L’operazione è costata molto, non solo alle finanze della Confederazione, dei Cantoni e dei Comuni. Secondo le prime indicazioni fornite dalla SECO, basate sulle cifre del lavoro ridotto, delle cifre d’affari delle aziende, delle esportazioni, nonché su interviste e stime interne nei vari settori, nel mese d’aprile il prodotto dell’economia dovrebbe essersi ridotto fra il 20 e il 28 per cento rispetto all’aprile del 2017. Cifre che nascondono la perdita di molti posti di lavoro, il fallimento di aziende, soprattutto nei settori che danno il contributo maggiore al prodotto interno lordo. Il tutto per un costo che può essere valutato oggi tra i 30 e gli 80 miliardi di franchi.
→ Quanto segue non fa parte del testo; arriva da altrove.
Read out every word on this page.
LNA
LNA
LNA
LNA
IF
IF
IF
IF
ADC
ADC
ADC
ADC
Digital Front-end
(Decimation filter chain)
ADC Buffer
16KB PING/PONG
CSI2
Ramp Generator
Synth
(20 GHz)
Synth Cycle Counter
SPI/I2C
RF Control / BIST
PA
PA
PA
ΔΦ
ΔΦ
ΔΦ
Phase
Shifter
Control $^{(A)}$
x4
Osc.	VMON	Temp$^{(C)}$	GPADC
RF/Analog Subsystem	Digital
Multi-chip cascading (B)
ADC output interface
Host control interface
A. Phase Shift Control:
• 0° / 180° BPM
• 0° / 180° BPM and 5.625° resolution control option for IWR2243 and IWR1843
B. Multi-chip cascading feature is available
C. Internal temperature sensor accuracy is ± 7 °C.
Le sofferenze maggiori sono visibili nei settori nel traffico aereo, nel turismo, nella ristorazione, negli alberghi e nei servizi personali. Da qui la necessità di aiuti immediati a questi settori. Ma anche l’industria e l’artigianato hanno sofferto parecchio, come del resto i mezzi pubblici, la logistica, l’edilizia, con cali di produzione tra il 20 e il 50 per cento. Hanno invece subito effetti positivi la posta, il settore farmaceutico e la pubblica amministrazione. Utilizzando il metodo per il calcolo del PIL, si può stimare che, nei quasi due mesi di chiusura, si sono persi dai 21 ai 30 miliardi di franchi. Ma non è finita, poiché la ripresa sarà molto lenta e si deve poter contare su una normalizzazione della situazione, non solo in Svizzera, ma in Europa e nel mondo, prima di poter tornare alla cosiddetta normalità.